Ornithologist Bruce Webb of Granite Bay, Calif. said he cannot recall having seen the birds in the Lake Tahoe Basin.
"I know they (migrate) through the area, but as far as seeing them specifically on the lake, I cannot recall any sightings," Webb said.
Some Tahoe residents and birders were simply "stunned" to see the large white pelicans, which remained in the area on Friday.
"I noticed them at 5 this morning," Brockway resident Gale High said Thursday. "Blue jays and geese I'm used to, but I've been coming here for 62 years and living here for 12 and I've never seen anything like it. I was wowed; they looked like a bunch of huge white buoys floating out there."
Kay Edwards, a Cave Rock resident and birder, said she saw a single white pelican near the lake's East Shore this week.

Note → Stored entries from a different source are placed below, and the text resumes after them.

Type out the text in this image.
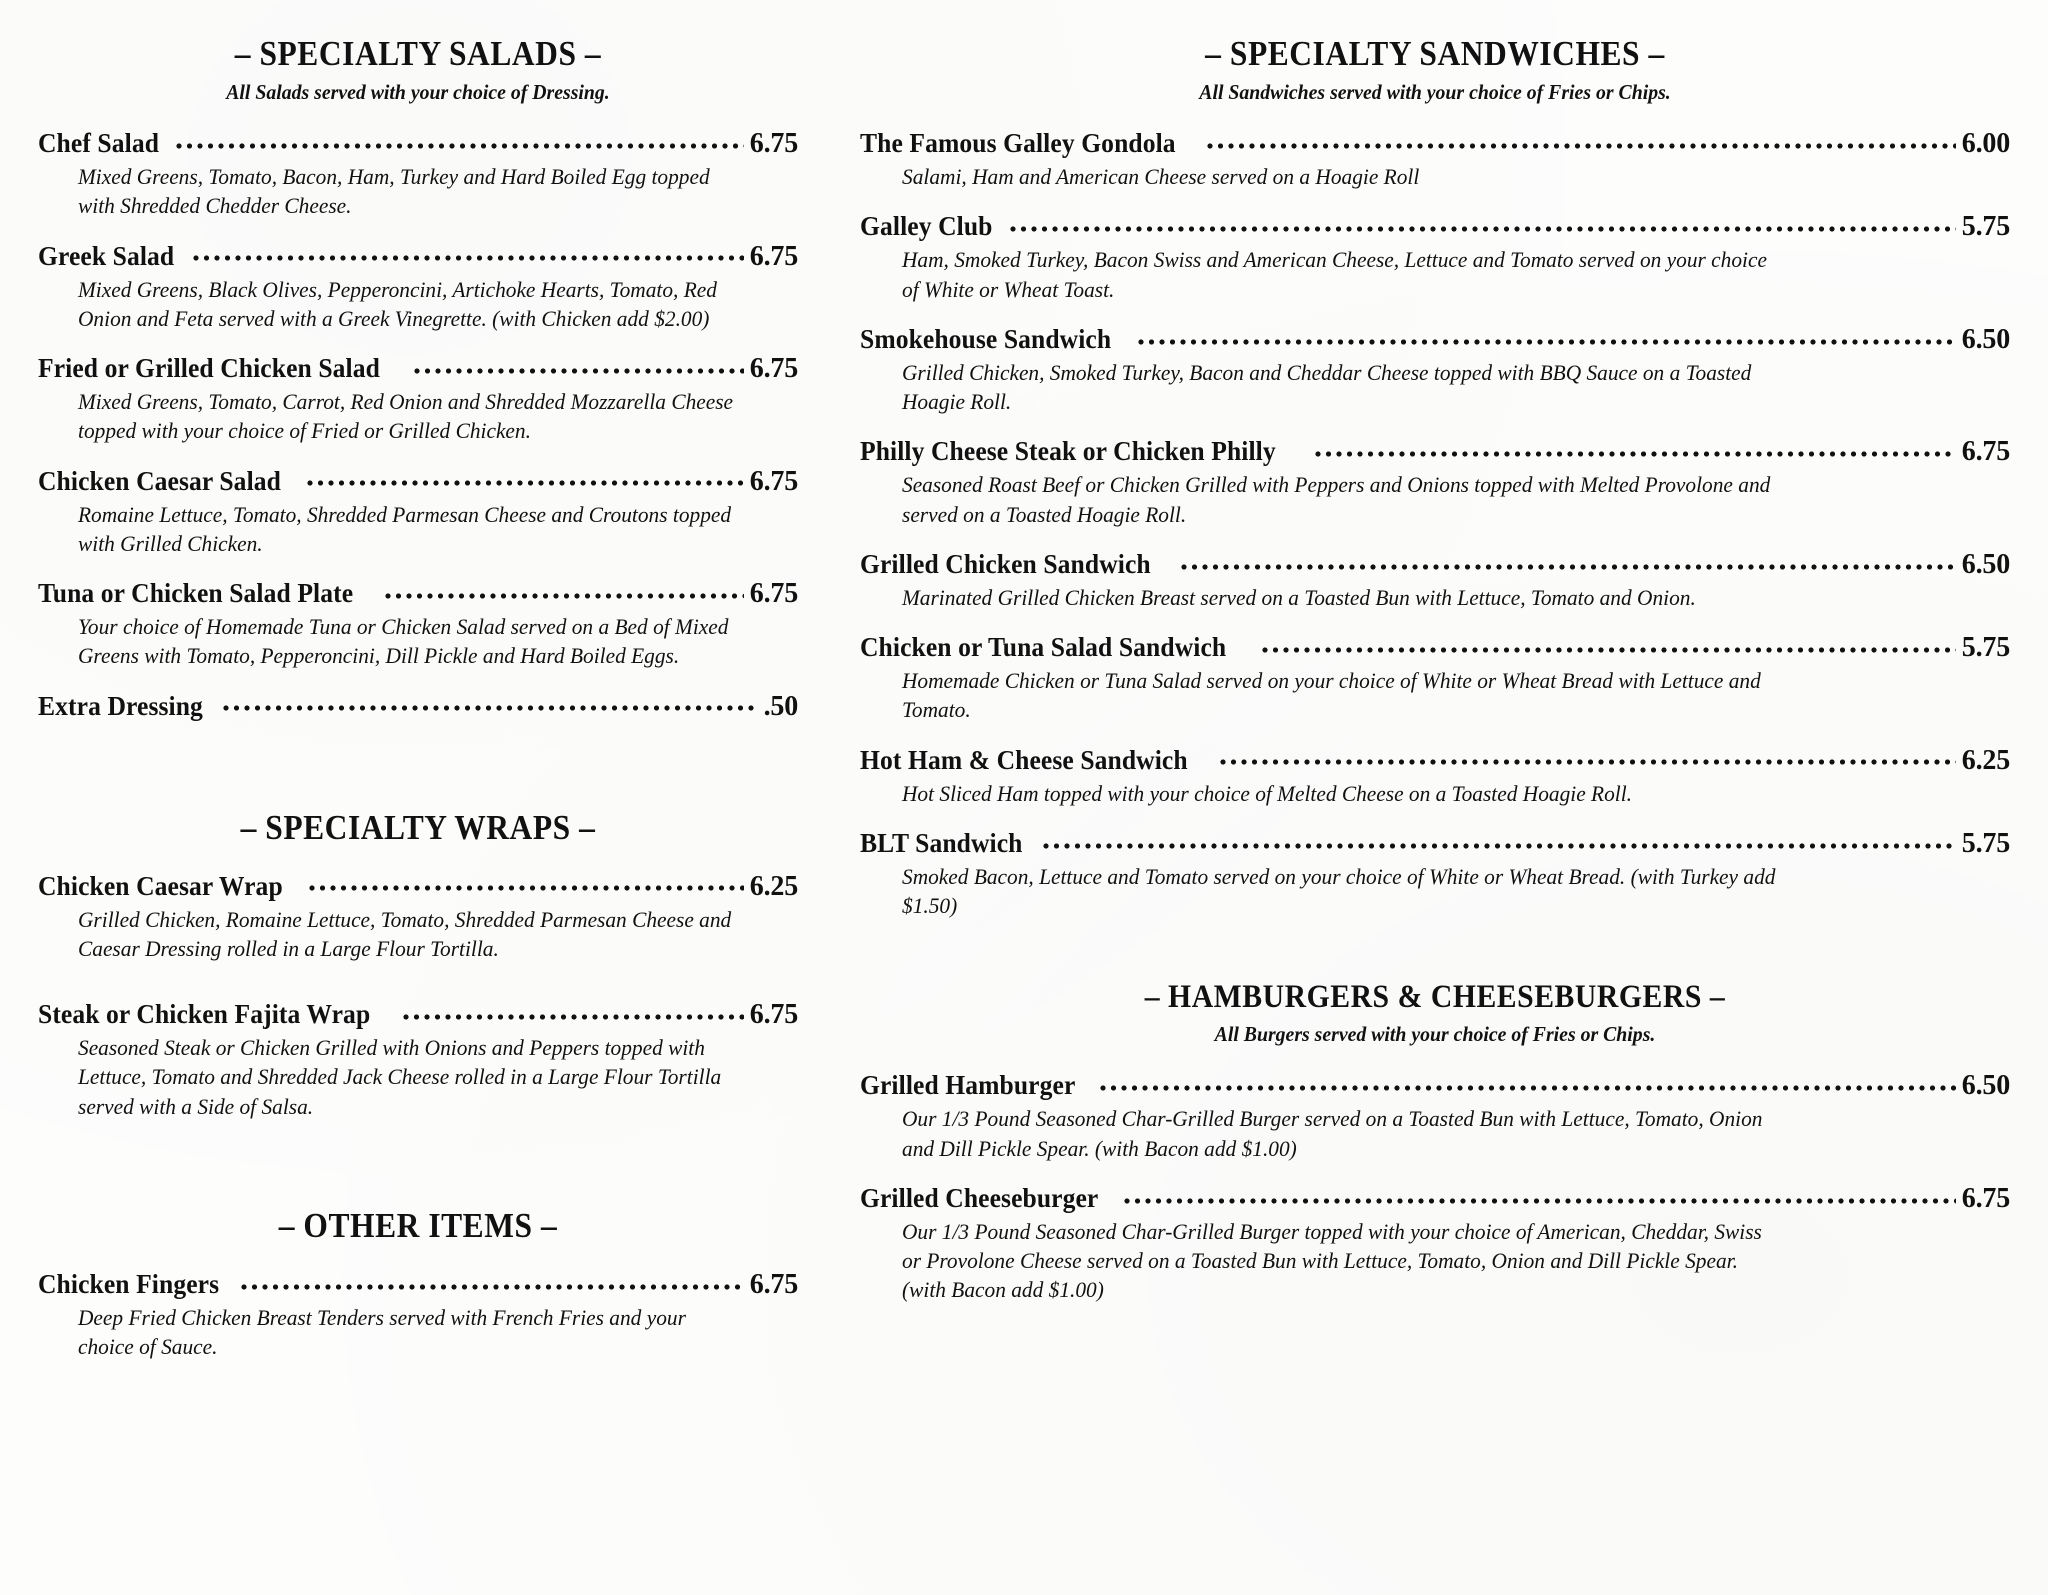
– SPECIALTY SALADS –
All Salads served with your choice of Dressing.
Chef Salad	6.75
Mixed Greens, Tomato, Bacon, Ham, Turkey and Hard Boiled Egg topped with Shredded Chedder Cheese.
Greek Salad	6.75
Mixed Greens, Black Olives, Pepperoncini, Artichoke Hearts, Tomato, Red Onion and Feta served with a Greek Vinegrette. (with Chicken add $2.00)
Fried or Grilled Chicken Salad	6.75
Mixed Greens, Tomato, Carrot, Red Onion and Shredded Mozzarella Cheese topped with your choice of Fried or Grilled Chicken.
Chicken Caesar Salad	6.75
Romaine Lettuce, Tomato, Shredded Parmesan Cheese and Croutons topped with Grilled Chicken.
Tuna or Chicken Salad Plate	6.75
Your choice of Homemade Tuna or Chicken Salad served on a Bed of Mixed Greens with Tomato, Pepperoncini, Dill Pickle and Hard Boiled Eggs.
Extra Dressing	.50
– SPECIALTY WRAPS –
Chicken Caesar Wrap	6.25
Grilled Chicken, Romaine Lettuce, Tomato, Shredded Parmesan Cheese and Caesar Dressing rolled in a Large Flour Tortilla.
Steak or Chicken Fajita Wrap	6.75
Seasoned Steak or Chicken Grilled with Onions and Peppers topped with Lettuce, Tomato and Shredded Jack Cheese rolled in a Large Flour Tortilla served with a Side of Salsa.
– OTHER ITEMS –
Chicken Fingers	6.75
Deep Fried Chicken Breast Tenders served with French Fries and your choice of Sauce.
– SPECIALTY SANDWICHES –
All Sandwiches served with your choice of Fries or Chips.
The Famous Galley Gondola	6.00
Salami, Ham and American Cheese served on a Hoagie Roll
Galley Club	5.75
Ham, Smoked Turkey, Bacon Swiss and American Cheese, Lettuce and Tomato served on your choice of White or Wheat Toast.
Smokehouse Sandwich	6.50
Grilled Chicken, Smoked Turkey, Bacon and Cheddar Cheese topped with BBQ Sauce on a Toasted Hoagie Roll.
Philly Cheese Steak or Chicken Philly	6.75
Seasoned Roast Beef or Chicken Grilled with Peppers and Onions topped with Melted Provolone and served on a Toasted Hoagie Roll.
Grilled Chicken Sandwich	6.50
Marinated Grilled Chicken Breast served on a Toasted Bun with Lettuce, Tomato and Onion.
Chicken or Tuna Salad Sandwich	5.75
Homemade Chicken or Tuna Salad served on your choice of White or Wheat Bread with Lettuce and Tomato.
Hot Ham & Cheese Sandwich	6.25
Hot Sliced Ham topped with your choice of Melted Cheese on a Toasted Hoagie Roll.
BLT Sandwich	5.75
Smoked Bacon, Lettuce and Tomato served on your choice of White or Wheat Bread. (with Turkey add $1.50)
– HAMBURGERS & CHEESEBURGERS –
All Burgers served with your choice of Fries or Chips.
Grilled Hamburger	6.50
Our 1/3 Pound Seasoned Char-Grilled Burger served on a Toasted Bun with Lettuce, Tomato, Onion and Dill Pickle Spear. (with Bacon add $1.00)
Grilled Cheeseburger	6.75
Our 1/3 Pound Seasoned Char-Grilled Burger topped with your choice of American, Cheddar, Swiss or Provolone Cheese served on a Toasted Bun with Lettuce, Tomato, Onion and Dill Pickle Spear. (with Bacon add $1.00)
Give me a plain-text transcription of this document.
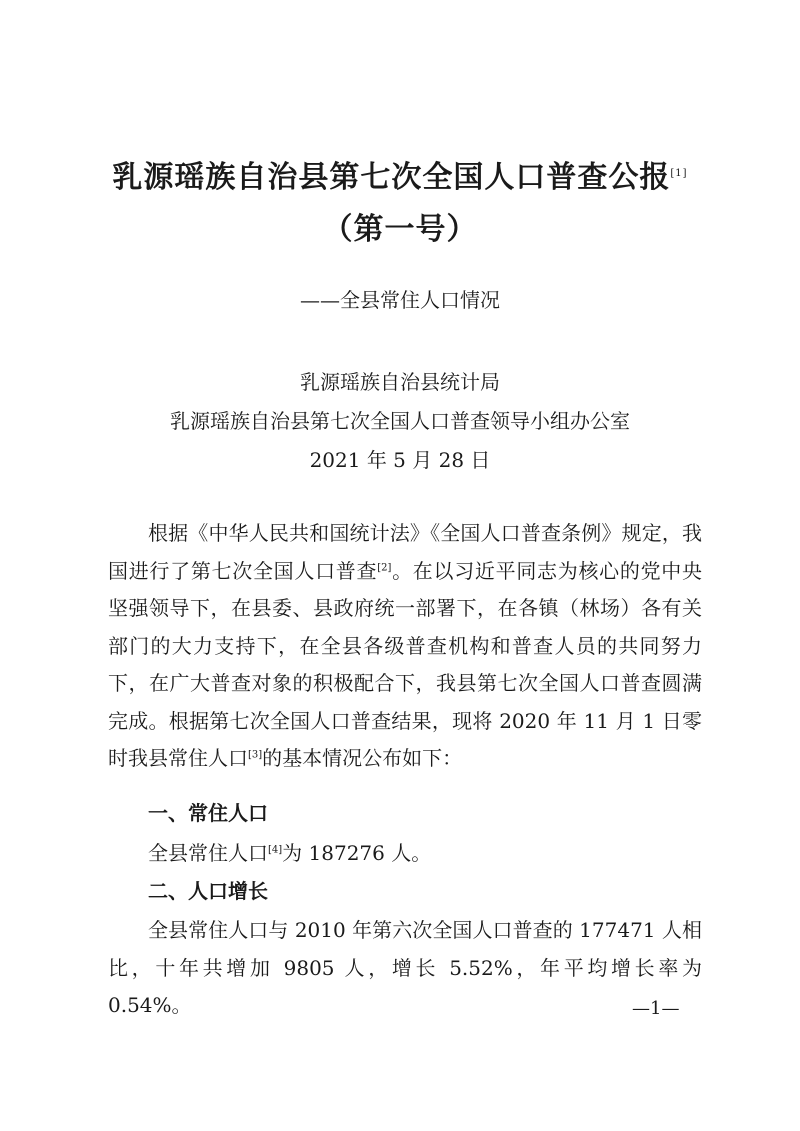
乳源瑶族自治县第七次全国人口普查公报[1]
（第一号）
——全县常住人口情况
乳源瑶族自治县统计局
乳源瑶族自治县第七次全国人口普查领导小组办公室
2021 年 5 月 28 日
根据《中华人民共和国统计法》《全国人口普查条例》规定，我国进行了第七次全国人口普查[2]。在以习近平同志为核心的党中央坚强领导下，在县委、县政府统一部署下，在各镇（林场）各有关部门的大力支持下，在全县各级普查机构和普查人员的共同努力下，在广大普查对象的积极配合下，我县第七次全国人口普查圆满完成。根据第七次全国人口普查结果，现将 2020 年 11 月 1 日零时我县常住人口[3]的基本情况公布如下：
一、常住人口
全县常住人口[4]为 187276 人。
二、人口增长
全县常住人口与 2010 年第六次全国人口普查的 177471 人相比，十年共增加 9805 人，增长 5.52%，年平均增长率为 0.54%。	—1—
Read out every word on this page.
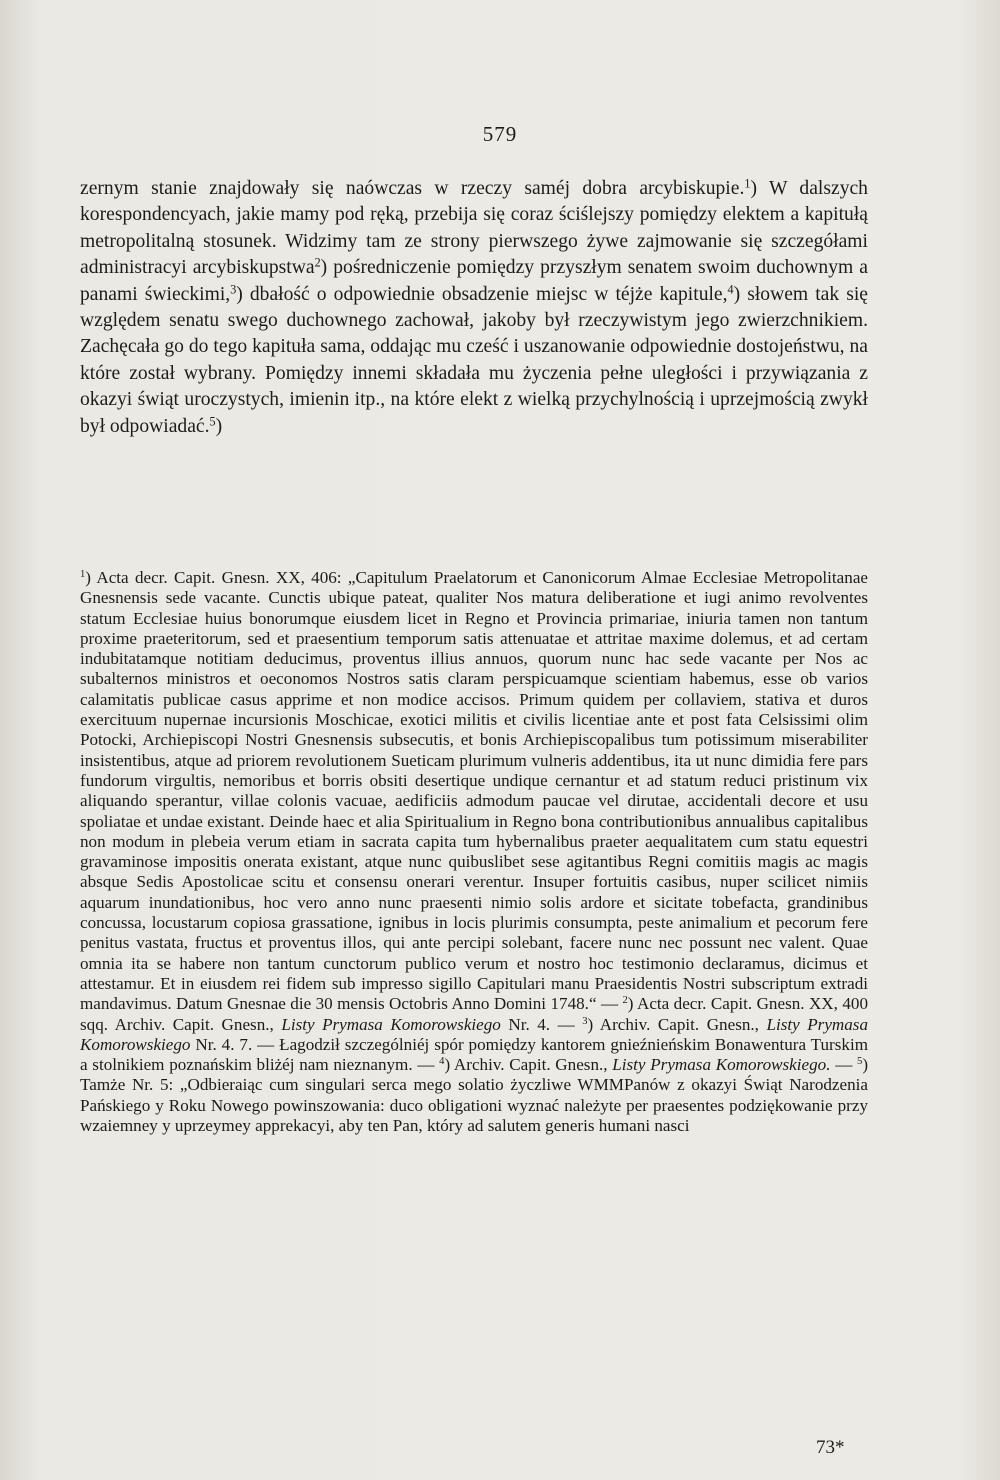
579

zernym stanie znajdowały się naówczas w rzeczy saméj dobra arcybiskupie.$^1$) W dalszych korespondencyach, jakie mamy pod ręką, przebija się coraz ściślejszy pomiędzy elektem a kapitułą metropolitalną stosunek. Widzimy tam ze strony pierwszego żywe zajmowanie się szczegółami administracyi arcybiskupstwa$^2$) pośredniczenie pomiędzy przyszłym senatem swoim duchownym a panami świeckimi,$^3$) dbałość o odpowiednie obsadzenie miejsc w téjże kapitule,$^4$) słowem tak się względem senatu swego duchownego zachował, jakoby był rzeczywistym jego zwierzchnikiem. Zachęcała go do tego kapituła sama, oddając mu cześć i uszanowanie odpowiednie dostojeństwu, na które został wybrany. Pomiędzy innemi składała mu życzenia pełne uległości i przywiązania z okazyi świąt uroczystych, imienin itp., na które elekt z wielką przychylnością i uprzejmością zwykł był odpowiadać.$^5$)

$^1$) Acta decr. Capit. Gnesn. XX, 406: „Capitulum Praelatorum et Canonicorum Almae Ecclesiae Metropolitanae Gnesnensis sede vacante. Cunctis ubique pateat, qualiter Nos matura deliberatione et iugi animo revolventes statum Ecclesiae huius bonorumque eiusdem licet in Regno et Provincia primariae, iniuria tamen non tantum proxime praeteritorum, sed et praesentium temporum satis attenuatae et attritae maxime dolemus, et ad certam indubitatamque notitiam deducimus, proventus illius annuos, quorum nunc hac sede vacante per Nos ac subalternos ministros et oeconomos Nostros satis claram perspicuamque scientiam habemus, esse ob varios calamitatis publicae casus apprime et non modice accisos. Primum quidem per collaviem, stativa et duros exercituum nupernae incursionis Moschicae, exotici militis et civilis licentiae ante et post fata Celsissimi olim Potocki, Archiepiscopi Nostri Gnesnensis subsecutis, et bonis Archiepiscopalibus tum potissimum miserabiliter insistentibus, atque ad priorem revolutionem Sueticam plurimum vulneris addentibus, ita ut nunc dimidia fere pars fundorum virgultis, nemoribus et borris obsiti desertique undique cernantur et ad statum reduci pristinum vix aliquando sperantur, villae colonis vacuae, aedificiis admodum paucae vel dirutae, accidentali decore et usu spoliatae et undae existant. Deinde haec et alia Spiritualium in Regno bona contributionibus annualibus capitalibus non modum in plebeia verum etiam in sacrata capita tum hybernalibus praeter aequalitatem cum statu equestri gravaminose impositis onerata existant, atque nunc quibuslibet sese agitantibus Regni comitiis magis ac magis absque Sedis Apostolicae scitu et consensu onerari verentur. Insuper fortuitis casibus, nuper scilicet nimiis aquarum inundationibus, hoc vero anno nunc praesenti nimio solis ardore et sicitate tobefacta, grandinibus concussa, locustarum copiosa grassatione, ignibus in locis plurimis consumpta, peste animalium et pecorum fere penitus vastata, fructus et proventus illos, qui ante percipi solebant, facere nunc nec possunt nec valent. Quae omnia ita se habere non tantum cunctorum publico verum et nostro hoc testimonio declaramus, dicimus et attestamur. Et in eiusdem rei fidem sub impresso sigillo Capitulari manu Praesidentis Nostri subscriptum extradi mandavimus. Datum Gnesnae die 30 mensis Octobris Anno Domini 1748.“ — $^2$) Acta decr. Capit. Gnesn. XX, 400 sqq. Archiv. Capit. Gnesn., Listy Prymasa Komorowskiego Nr. 4. — $^3$) Archiv. Capit. Gnesn., Listy Prymasa Komorowskiego Nr. 4. 7. — Łagodził szczególniéj spór pomiędzy kantorem gnieźnieńskim Bonawentura Turskim a stolnikiem poznańskim bliżéj nam nieznanym. — $^4$) Archiv. Capit. Gnesn., Listy Prymasa Komorowskiego. — $^5$) Tamże Nr. 5: „Odbieraiąc cum singulari serca mego solatio życzliwe WMMPanów z okazyi Świąt Narodzenia Pańskiego y Roku Nowego powinszowania: duco obligationi wyznać należyte per praesentes podziękowanie przy wzaiemney y uprzeymey apprekacyi, aby ten Pan, który ad salutem generis humani nasci

73*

"I live right on the lake and have since '93 and this is the only time I've seen a pelican," Edwards said. "It's incredible ..."
Birders and curious on-lookers may want to seek out the birds while they're in the basin, ornithologist Webb said, as the migration "may just be a one-time thing."
Despite the birds' apparent durability, their population has been dwindling since the turn of the 20th century, said the California Department of Fish and Game's Web site. At the time, the species nested on large lakes the entire length of California, but a decline was already underway in the 1920s, both in numbers of breeding localities and populations within surviving colonies (Grinnell and Miller 1944).
Today, the only remaining nesting colonies in California are along the Oregon border. Destruction of nesting islands and breeding habitat are probably the main reasons for the birds' demise, the Web site said.